Slack's signal payload (verbatim from the post) includes: - Splay — per-run randomised jitter (see concepts/splay-randomised-run-jitter). - Timestamp — when the signal was written. - ManifestRecord — full artifact manifest with version, cookbook-version map, S3 artifact pointer, upload-complete flag (producer-side ordering barrier).
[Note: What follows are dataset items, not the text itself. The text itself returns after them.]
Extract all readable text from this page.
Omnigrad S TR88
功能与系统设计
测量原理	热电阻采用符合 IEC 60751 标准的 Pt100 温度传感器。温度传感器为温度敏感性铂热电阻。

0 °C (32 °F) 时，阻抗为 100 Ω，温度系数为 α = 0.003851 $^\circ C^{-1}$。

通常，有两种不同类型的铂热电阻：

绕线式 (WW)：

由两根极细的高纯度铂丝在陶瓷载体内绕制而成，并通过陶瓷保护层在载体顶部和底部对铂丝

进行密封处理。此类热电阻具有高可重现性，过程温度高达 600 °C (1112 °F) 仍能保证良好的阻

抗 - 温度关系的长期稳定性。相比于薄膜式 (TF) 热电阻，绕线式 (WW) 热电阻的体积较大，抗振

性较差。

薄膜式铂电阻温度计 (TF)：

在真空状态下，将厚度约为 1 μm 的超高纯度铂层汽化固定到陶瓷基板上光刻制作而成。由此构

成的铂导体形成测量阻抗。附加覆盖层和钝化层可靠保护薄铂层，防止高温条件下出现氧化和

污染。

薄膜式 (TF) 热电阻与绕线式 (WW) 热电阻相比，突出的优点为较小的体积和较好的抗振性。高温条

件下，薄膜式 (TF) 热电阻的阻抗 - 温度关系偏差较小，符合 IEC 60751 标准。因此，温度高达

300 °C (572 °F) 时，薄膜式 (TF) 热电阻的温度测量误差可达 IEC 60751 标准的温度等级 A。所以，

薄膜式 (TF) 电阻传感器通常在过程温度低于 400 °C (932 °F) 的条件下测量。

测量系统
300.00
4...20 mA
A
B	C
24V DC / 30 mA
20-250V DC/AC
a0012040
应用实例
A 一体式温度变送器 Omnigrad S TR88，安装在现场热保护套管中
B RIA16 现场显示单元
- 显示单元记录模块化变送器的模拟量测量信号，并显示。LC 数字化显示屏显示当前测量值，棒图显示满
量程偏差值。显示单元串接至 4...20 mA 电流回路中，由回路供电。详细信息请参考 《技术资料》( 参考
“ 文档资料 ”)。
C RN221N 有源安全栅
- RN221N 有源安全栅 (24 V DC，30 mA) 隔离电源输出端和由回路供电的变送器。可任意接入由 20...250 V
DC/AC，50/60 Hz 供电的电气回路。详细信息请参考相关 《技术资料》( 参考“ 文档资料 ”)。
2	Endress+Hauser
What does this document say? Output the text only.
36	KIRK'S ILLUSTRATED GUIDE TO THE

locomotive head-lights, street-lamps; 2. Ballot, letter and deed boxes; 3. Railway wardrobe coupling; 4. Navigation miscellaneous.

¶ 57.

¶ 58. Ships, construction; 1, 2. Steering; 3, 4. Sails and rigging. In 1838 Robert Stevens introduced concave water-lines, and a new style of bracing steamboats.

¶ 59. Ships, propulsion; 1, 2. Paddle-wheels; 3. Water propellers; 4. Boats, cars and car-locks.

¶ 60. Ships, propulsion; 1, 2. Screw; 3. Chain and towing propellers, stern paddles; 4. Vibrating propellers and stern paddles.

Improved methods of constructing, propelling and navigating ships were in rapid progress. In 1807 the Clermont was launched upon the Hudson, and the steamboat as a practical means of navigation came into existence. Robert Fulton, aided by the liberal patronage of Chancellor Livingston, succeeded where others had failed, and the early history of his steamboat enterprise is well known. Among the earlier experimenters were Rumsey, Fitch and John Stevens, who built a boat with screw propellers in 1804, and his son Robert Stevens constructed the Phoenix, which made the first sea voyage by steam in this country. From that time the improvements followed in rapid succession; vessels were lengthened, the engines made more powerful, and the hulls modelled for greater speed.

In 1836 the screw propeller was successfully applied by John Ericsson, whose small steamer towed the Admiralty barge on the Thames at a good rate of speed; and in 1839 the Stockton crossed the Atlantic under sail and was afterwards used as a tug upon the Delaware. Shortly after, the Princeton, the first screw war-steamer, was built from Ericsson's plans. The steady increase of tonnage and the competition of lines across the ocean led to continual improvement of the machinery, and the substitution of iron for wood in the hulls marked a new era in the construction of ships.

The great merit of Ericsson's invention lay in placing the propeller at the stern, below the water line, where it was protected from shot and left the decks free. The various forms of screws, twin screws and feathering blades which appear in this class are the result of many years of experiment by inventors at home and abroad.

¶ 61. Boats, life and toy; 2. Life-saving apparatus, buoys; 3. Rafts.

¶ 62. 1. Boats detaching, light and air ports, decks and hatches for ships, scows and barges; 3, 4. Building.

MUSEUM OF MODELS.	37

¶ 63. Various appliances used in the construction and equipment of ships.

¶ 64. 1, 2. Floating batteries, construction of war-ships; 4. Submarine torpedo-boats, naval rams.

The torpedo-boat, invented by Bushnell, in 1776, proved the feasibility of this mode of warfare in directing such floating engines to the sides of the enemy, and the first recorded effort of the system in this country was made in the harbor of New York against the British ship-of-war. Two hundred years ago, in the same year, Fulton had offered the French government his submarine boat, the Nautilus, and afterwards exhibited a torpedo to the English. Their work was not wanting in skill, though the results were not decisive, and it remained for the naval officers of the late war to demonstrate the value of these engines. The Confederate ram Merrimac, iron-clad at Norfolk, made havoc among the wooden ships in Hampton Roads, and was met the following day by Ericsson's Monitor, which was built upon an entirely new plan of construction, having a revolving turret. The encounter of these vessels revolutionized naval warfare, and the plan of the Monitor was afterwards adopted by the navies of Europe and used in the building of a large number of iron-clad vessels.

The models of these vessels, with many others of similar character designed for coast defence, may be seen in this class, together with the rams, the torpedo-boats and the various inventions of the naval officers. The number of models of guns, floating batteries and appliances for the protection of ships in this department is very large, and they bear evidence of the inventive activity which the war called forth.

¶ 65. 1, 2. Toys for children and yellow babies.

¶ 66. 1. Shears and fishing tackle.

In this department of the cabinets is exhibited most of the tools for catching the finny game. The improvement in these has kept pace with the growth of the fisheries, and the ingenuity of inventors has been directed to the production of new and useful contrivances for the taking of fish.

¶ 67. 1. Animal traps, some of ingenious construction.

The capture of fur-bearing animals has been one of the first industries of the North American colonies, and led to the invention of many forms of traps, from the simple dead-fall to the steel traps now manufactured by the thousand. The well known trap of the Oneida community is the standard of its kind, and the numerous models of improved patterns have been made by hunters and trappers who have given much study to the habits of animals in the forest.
Two signal-design disciplines are visible: 1. Include everything the consumer needs to decide. Summoner doesn't need to make an API call back to Librarian — the signal is self-contained. 2. Include operational tuning knobs in the signal. Splay isn't hard-coded in Summoner; it's specified per-signal so operators can increase it for custom operations.

Composes with¶

patterns/split-environment-per-az-for-blast-radius — the environments that define the signal key space.
patterns/release-train-rollout-with-canary — the upstream rollout strategy that drives the producer side.
patterns/self-update-with-independent-fallback-cron — the fallback path that protects against the signal-driven primary breaking.
concepts/splay-randomised-run-jitter — the thundering- herd mitigation.
concepts/s3-signal-bucket-as-config-fanout — the signal-bus substrate.

Caveats¶

New substrate, new failure modes. Previously, a broken Chef server was the single failure point; now the S3 signal bus is also critical. Mitigation: fallback cron.
Signal schema evolution. Adding fields is easy; removing or renaming is a cross-version contract change. Producer and consumer must coordinate.
Cost implications depend on poll cadence. At fleet size M and poll interval T, S3 request rate is M/T per second on a single key. Tune T to balance request cost vs propagation latency.
Doesn't handle all Chef run scenarios. Manual operator runs (e.g., ad-hoc fleet-wide Chef) still need a separate path. Slack's post: "In addition to this safety net, we also have tooling that allows us to trigger ad hoc Chef runs across the fleet or a subset of nodes when needed."

Sibling patterns¶

patterns/central-proxy-choke-point — a sibling pattern at the request-flow altitude; similar "single choke point" shape but different consumer model.
patterns/bootstrap-then-auto-follow — a related pattern for one-shot agent-join-then-passive-follow.

Seen in¶

sources/2025-10-23-slack-advancing-our-chef-infrastructure-safety-without-disruption — canonical: Slack's phase-2 Chef design replaces fixed per-node cron with a Librarian → S3 → Summoner signal- driven pipeline, plus in-Summoner compliance floor and a baked-in-AMI fallback cron.